Guitar cords - what's important?
I think a lot of folks don't realize what's important in a guitar cord, and fall for the marketing hype and the prestige pricing.
What's important?
- Quality - Will the cord hold up under normal use? Most of this has to do with the connectors and how they're attached to the cable.
- Handling noise - All cables are microphonic to a greater or lesser degree. Handling noise is influenced by the choice of dielectric (the insulator between the shield and the center conductor) and by the mechanical construction of the cable itself. The more gain you use, the more you should care about handling noise.

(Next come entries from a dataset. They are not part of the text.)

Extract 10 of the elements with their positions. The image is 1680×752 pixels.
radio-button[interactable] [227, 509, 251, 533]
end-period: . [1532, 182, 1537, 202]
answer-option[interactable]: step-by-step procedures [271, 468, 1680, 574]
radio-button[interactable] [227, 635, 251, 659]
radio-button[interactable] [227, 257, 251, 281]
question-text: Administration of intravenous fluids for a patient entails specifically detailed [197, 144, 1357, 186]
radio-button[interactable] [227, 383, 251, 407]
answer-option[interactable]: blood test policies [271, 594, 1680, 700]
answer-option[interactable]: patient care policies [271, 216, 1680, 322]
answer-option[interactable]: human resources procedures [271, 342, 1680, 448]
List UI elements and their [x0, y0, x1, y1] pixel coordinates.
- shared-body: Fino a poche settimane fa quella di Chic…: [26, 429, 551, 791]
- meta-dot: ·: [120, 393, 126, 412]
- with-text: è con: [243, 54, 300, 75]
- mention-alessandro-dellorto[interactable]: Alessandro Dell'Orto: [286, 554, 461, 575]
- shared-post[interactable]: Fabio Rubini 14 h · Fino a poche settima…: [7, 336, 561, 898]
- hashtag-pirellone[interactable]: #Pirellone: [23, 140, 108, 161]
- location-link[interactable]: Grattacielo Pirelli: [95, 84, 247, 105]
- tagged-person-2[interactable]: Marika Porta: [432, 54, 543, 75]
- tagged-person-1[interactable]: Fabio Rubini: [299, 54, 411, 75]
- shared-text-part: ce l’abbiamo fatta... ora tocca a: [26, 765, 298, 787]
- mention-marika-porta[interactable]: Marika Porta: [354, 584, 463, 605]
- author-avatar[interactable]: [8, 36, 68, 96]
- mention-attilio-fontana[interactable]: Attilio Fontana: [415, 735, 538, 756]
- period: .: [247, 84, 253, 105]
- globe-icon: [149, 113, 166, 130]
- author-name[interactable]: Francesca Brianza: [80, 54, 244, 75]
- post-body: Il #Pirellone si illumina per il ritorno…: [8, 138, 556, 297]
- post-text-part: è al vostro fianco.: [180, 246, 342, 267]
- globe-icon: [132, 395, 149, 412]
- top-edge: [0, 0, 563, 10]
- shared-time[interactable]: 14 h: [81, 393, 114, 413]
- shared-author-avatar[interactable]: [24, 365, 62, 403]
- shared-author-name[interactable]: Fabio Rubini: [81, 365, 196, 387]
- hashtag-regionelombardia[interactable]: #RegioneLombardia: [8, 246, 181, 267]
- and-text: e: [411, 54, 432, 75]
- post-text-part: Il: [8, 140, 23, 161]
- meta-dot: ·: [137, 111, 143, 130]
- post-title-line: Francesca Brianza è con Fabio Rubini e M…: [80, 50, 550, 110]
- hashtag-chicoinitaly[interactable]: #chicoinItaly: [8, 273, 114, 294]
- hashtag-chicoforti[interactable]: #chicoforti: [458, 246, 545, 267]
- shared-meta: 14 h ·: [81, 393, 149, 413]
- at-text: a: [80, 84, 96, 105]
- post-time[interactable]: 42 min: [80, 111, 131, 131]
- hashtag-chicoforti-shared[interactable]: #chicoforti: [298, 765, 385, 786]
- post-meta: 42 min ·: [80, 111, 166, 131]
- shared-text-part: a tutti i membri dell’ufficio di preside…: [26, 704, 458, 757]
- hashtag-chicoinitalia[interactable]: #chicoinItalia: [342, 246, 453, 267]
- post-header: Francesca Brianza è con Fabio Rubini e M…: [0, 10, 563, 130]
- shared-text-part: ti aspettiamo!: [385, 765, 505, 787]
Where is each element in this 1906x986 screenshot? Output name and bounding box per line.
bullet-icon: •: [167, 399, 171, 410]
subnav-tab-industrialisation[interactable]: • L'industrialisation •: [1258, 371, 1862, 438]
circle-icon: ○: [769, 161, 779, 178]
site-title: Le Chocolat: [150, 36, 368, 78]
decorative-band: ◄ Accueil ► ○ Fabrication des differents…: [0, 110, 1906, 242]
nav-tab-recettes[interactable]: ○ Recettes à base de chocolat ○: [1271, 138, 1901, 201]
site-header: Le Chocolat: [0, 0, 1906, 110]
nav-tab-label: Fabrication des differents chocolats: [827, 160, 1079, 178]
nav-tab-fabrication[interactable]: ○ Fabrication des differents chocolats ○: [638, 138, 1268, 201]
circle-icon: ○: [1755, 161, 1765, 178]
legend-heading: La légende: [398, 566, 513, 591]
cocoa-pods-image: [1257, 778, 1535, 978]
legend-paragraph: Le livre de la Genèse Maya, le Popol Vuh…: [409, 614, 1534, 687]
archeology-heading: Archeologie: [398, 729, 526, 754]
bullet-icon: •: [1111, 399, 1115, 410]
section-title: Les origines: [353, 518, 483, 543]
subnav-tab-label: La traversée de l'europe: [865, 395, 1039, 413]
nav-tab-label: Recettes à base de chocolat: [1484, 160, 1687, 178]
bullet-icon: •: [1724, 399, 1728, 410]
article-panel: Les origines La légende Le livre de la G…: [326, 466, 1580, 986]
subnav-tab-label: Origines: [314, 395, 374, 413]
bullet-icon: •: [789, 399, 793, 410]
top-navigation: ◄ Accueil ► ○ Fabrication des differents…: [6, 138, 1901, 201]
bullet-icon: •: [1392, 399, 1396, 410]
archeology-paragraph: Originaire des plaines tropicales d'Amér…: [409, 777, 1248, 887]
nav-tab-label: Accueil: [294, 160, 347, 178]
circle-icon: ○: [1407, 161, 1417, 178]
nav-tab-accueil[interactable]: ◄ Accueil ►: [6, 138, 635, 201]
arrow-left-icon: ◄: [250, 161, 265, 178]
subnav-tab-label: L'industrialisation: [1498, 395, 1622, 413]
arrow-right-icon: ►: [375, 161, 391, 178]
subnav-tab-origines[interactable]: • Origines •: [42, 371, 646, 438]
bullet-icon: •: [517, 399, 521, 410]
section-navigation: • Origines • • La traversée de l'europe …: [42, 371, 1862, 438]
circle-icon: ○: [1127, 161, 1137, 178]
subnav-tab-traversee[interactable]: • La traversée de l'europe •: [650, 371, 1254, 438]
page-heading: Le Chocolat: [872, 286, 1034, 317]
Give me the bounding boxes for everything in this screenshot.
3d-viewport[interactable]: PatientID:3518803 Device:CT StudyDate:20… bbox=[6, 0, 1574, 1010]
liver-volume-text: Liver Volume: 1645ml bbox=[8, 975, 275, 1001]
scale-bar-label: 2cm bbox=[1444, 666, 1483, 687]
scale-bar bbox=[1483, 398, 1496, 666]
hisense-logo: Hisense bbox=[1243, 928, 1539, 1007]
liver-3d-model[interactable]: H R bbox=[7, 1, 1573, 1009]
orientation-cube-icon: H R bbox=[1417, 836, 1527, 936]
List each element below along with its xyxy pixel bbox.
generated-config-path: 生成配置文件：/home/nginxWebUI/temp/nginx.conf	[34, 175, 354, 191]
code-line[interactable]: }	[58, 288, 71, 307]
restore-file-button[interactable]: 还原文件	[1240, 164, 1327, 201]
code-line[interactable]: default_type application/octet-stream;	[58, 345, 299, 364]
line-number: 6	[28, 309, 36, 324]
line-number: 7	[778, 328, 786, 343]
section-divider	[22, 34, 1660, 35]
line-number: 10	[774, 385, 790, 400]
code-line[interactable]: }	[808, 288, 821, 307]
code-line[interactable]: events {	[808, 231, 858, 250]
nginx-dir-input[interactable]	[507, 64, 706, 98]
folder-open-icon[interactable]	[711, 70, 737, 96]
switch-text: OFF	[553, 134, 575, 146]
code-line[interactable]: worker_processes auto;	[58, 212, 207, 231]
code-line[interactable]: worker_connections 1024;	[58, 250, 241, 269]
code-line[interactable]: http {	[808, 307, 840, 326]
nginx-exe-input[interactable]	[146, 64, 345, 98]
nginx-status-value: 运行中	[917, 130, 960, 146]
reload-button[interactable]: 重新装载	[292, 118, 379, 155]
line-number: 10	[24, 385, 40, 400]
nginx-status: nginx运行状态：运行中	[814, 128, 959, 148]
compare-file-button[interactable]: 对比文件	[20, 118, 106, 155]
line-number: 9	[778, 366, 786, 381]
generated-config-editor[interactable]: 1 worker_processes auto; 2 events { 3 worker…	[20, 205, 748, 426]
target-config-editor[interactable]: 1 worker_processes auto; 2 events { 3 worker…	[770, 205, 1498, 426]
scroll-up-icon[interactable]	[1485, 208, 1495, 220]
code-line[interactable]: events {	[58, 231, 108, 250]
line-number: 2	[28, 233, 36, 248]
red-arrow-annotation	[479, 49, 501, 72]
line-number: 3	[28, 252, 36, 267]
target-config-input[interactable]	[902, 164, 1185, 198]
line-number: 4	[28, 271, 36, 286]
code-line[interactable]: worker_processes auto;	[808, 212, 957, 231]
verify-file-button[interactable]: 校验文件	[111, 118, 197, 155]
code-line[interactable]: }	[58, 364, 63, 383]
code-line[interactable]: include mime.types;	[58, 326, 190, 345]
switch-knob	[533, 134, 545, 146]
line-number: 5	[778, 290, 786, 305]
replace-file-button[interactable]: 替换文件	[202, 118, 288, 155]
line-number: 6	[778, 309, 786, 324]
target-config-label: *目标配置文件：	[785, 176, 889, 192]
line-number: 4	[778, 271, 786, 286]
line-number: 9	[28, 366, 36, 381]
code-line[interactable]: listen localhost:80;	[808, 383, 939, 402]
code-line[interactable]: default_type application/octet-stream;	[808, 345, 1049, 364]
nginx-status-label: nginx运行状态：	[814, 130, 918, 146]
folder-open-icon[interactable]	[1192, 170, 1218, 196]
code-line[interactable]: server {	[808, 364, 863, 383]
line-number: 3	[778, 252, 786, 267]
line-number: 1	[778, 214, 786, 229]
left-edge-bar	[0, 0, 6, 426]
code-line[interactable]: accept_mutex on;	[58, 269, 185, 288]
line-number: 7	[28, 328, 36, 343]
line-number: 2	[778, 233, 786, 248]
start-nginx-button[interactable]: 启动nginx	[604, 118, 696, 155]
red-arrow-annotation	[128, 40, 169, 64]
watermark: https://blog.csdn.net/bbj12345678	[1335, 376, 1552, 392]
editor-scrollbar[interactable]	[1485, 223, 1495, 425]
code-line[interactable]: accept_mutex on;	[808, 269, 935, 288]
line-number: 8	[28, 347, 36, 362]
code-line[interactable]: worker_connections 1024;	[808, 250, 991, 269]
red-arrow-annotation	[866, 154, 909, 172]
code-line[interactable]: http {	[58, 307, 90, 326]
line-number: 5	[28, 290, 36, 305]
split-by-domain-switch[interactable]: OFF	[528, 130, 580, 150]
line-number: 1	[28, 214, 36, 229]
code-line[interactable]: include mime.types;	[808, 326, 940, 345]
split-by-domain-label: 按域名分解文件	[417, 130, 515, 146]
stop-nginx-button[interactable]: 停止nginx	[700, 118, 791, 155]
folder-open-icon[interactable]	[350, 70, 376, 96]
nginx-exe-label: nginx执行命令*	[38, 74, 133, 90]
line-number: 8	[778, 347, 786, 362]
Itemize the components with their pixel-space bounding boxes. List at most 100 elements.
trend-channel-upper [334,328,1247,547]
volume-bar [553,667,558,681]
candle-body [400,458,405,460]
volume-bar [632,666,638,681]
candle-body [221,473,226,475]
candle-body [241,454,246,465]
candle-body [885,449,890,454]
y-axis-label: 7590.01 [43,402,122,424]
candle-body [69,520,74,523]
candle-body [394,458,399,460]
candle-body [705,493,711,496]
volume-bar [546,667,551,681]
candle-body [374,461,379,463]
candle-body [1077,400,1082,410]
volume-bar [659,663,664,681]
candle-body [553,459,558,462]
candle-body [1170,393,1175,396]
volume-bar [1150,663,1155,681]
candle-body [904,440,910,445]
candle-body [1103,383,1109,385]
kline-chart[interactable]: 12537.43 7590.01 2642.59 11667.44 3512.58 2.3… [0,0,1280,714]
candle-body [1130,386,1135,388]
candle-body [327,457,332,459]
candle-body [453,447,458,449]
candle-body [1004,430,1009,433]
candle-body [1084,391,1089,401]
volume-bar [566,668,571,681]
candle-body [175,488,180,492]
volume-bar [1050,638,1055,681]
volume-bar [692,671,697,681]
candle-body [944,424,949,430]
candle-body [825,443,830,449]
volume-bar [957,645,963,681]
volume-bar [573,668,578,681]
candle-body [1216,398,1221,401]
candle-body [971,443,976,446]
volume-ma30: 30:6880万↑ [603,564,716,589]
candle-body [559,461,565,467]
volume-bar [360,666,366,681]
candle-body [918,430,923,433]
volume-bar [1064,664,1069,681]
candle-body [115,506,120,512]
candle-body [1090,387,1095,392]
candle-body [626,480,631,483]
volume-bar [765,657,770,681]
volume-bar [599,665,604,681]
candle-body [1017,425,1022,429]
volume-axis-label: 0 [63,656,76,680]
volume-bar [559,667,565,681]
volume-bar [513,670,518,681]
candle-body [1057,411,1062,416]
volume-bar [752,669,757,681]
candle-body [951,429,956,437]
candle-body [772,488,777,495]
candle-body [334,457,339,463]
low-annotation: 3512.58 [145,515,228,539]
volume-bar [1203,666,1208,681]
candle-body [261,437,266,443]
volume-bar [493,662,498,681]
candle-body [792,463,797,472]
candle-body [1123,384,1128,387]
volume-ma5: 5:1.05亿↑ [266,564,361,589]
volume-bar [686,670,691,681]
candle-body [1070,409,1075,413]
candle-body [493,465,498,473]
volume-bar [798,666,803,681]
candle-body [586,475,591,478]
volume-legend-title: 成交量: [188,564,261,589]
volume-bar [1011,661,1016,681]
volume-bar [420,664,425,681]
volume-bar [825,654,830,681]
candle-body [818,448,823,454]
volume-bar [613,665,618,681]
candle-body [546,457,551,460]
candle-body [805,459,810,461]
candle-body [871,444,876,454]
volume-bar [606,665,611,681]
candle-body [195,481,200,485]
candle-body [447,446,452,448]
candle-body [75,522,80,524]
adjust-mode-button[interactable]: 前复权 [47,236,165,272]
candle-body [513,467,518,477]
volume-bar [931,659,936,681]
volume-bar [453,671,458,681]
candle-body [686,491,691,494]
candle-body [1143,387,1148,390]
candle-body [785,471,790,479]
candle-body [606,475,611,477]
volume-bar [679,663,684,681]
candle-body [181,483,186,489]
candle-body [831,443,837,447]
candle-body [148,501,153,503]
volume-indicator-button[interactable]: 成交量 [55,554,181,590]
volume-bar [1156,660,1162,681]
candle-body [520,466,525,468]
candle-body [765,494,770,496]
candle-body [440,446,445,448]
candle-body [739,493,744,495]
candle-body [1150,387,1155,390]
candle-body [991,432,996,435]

- Shielding - Another concern for high-gain users. Some cables pick up less electrical interference from the surrounding environment than others. Of course, most of the noise pick-up comes from your guitar unless you're using really long cables or the cable runs past a lot of electrically-noisy power cables.
- Capacitance - This is the one that causes cables to sound different. The pickups, guitar tone and volume controls, cable and amp input circuit form a RLC tuned circuit. By changing the C of the cable, you change the frequency of the resonant peak that gives your pickups much of their character. This is not a gnat's eyelash sort of thing, the peak can shift by as much as an octave if you go from a very low-capacitance cable to a very high-capacitance cable.
IMO, all the rest of the high-end cable claims are BS, a lot of it imported lock, stock and barrel from the audiophile world.